Tuesday, January 4, 2011

Hobsbawm on the US Empire (2004)

http://www.international.ucla.edu/article.asp?parentid=7315


"The United States has in my view three assets at the present, from an imperial point of view. Possibly four.  One is, it has enormous techno-military superiority. Way beyond what anybody else can possibly reach. 
Second, it is, thanks to the fact of having virtually uncontrolled immigration, of the developed countries of the world, the old Western developed countries, the only one that is still growing.  It's a very big country which keeps growing, unlike Europe, for instance, which demographically speaking is not growing. 
Third, it has an enormous accumulation of wealth and economic influence.

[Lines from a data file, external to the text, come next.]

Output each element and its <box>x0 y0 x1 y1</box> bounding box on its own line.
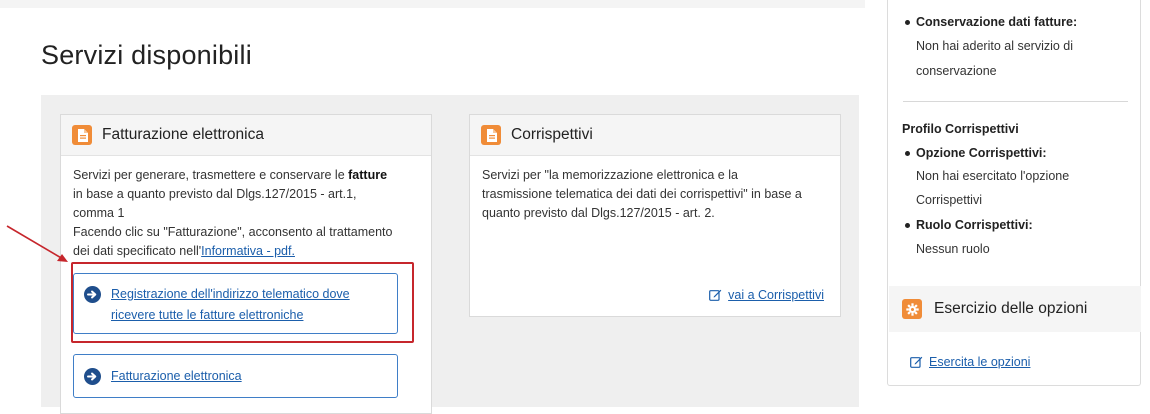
document-icon <box>72 125 92 145</box>
gear-icon <box>902 299 922 319</box>
esercita-opzioni-link[interactable]: Esercita le opzioni <box>929 355 1030 369</box>
fatturazione-description: Servizi per generare, trasmettere e cons… <box>73 166 428 261</box>
pointer-arrow <box>6 225 68 262</box>
desc-text: trasmissione telematica dei dati dei cor… <box>482 187 802 201</box>
top-bar-strip <box>0 0 865 8</box>
fatturazione-card-title: Fatturazione elettronica <box>102 126 264 143</box>
desc-text: in base a quanto previsto dal Dlgs.127/2… <box>73 187 357 201</box>
desc-text: comma 1 <box>73 206 125 220</box>
desc-text: Facendo clic su "Fatturazione", acconsen… <box>73 225 393 239</box>
esercizio-opzioni-header: Esercizio delle opzioni <box>889 286 1141 332</box>
esercizio-opzioni-title: Esercizio delle opzioni <box>934 300 1088 317</box>
fatturazione-elettronica-button[interactable]: Fatturazione elettronica <box>73 354 398 398</box>
ruolo-corrispettivi-title: Ruolo Corrispettivi: <box>916 218 1033 232</box>
vai-a-corrispettivi-link[interactable]: vai a Corrispettivi <box>728 288 824 302</box>
highlight-box <box>71 262 414 343</box>
desc-text: quanto previsto dal Dlgs.127/2015 - art.… <box>482 206 715 220</box>
arrow-right-icon <box>84 367 101 385</box>
page-title: Servizi disponibili <box>41 40 252 70</box>
esercita-opzioni-link-wrap: Esercita le opzioni <box>910 355 1030 371</box>
opzione-corrispettivi-title: Opzione Corrispettivi: <box>916 146 1047 160</box>
desc-text: Servizi per "la memorizzazione elettroni… <box>482 168 738 182</box>
bullet <box>905 223 910 228</box>
profilo-corrispettivi-title: Profilo Corrispettivi <box>902 122 1019 136</box>
corrispettivi-card-header: Corrispettivi <box>470 115 840 156</box>
corrispettivi-card-title: Corrispettivi <box>511 126 593 143</box>
fatturazione-button-label: Fatturazione elettronica <box>111 368 242 383</box>
fatturazione-card-header: Fatturazione elettronica <box>61 115 431 156</box>
side-divider <box>903 101 1128 102</box>
edit-icon <box>709 288 722 304</box>
informativa-pdf-link[interactable]: Informativa - pdf. <box>201 244 295 258</box>
opzione-line1: Non hai esercitato l'opzione <box>916 169 1070 183</box>
ruolo-value: Nessun ruolo <box>916 242 990 256</box>
bullet <box>905 151 910 156</box>
desc-bold-fatture: fatture <box>348 168 388 182</box>
document-icon <box>481 125 501 145</box>
conservazione-title: Conservazione dati fatture: <box>916 15 1078 29</box>
side-panel: Conservazione dati fatture: Non hai ader… <box>887 0 1141 386</box>
bullet <box>905 20 910 25</box>
conservazione-line2: conservazione <box>916 64 997 78</box>
corrispettivi-card: Corrispettivi Servizi per "la memorizzaz… <box>469 114 841 317</box>
opzione-line2: Corrispettivi <box>916 193 982 207</box>
edit-icon <box>910 355 923 371</box>
desc-text: dei dati specificato nell' <box>73 244 202 258</box>
desc-text: Servizi per generare, trasmettere e cons… <box>73 168 349 182</box>
corrispettivi-description: Servizi per "la memorizzazione elettroni… <box>482 166 837 223</box>
conservazione-line1: Non hai aderito al servizio di <box>916 39 1074 53</box>
services-area: Fatturazione elettronica Servizi per gen… <box>41 95 859 414</box>
vai-a-corrispettivi-link-wrap: vai a Corrispettivi <box>709 288 824 304</box>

But especially, over the last fifty years, the enormous accumulation of what you might call the rules of economic transactions have been very largely since 1945 rewritten in North American terms. In much the same way that international world credit agencies, Standard and Poors and others, are actually U.S. agencies which determine what other states can borrow or not.
 And finally I suppose you could add, although I'm not quite so clear about it, the cultural influence of American popular culture and the English language.

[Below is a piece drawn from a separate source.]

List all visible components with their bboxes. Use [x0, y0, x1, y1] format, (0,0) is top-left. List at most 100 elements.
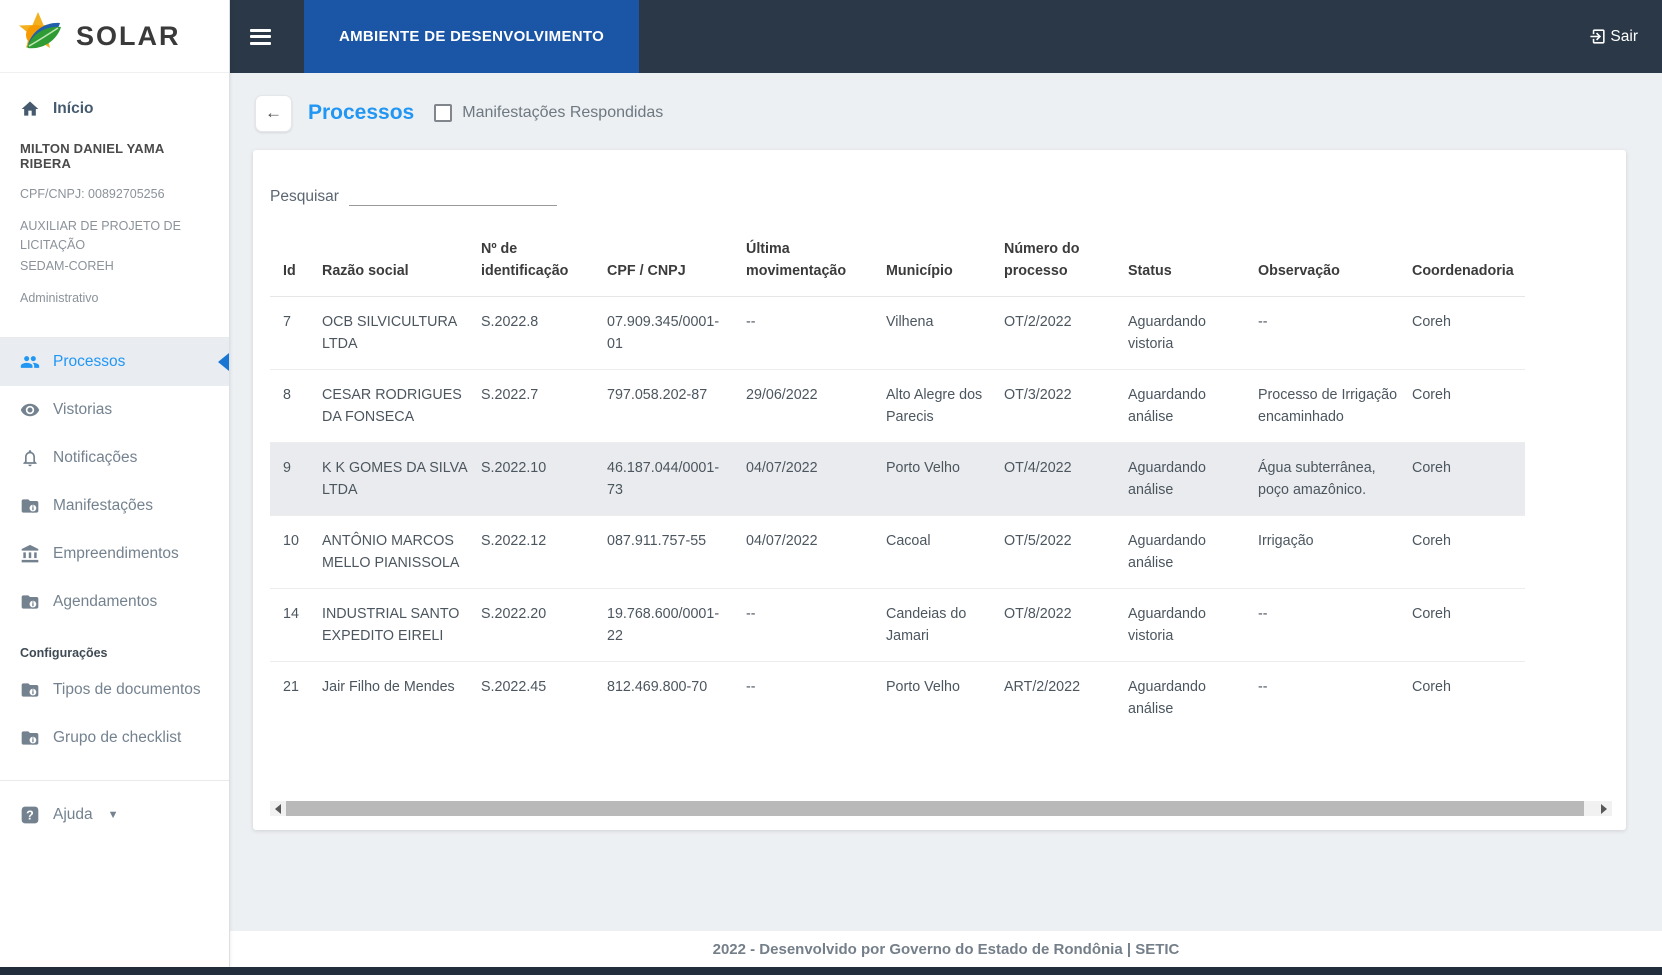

As against this, the United States, even big as it is, is a small and a relatively diminishing part of the global population. The United States is a distinctly diminishing part of the world economy. A lot of people keep asking, is the growth of the world economy going to resume? The growth of the world economy has resumed, but not so much in the West. It has resumed in China and in Asia. We see the relative decline of the American economy; not so much as a holding company of people who own things, but as an economy it is declining."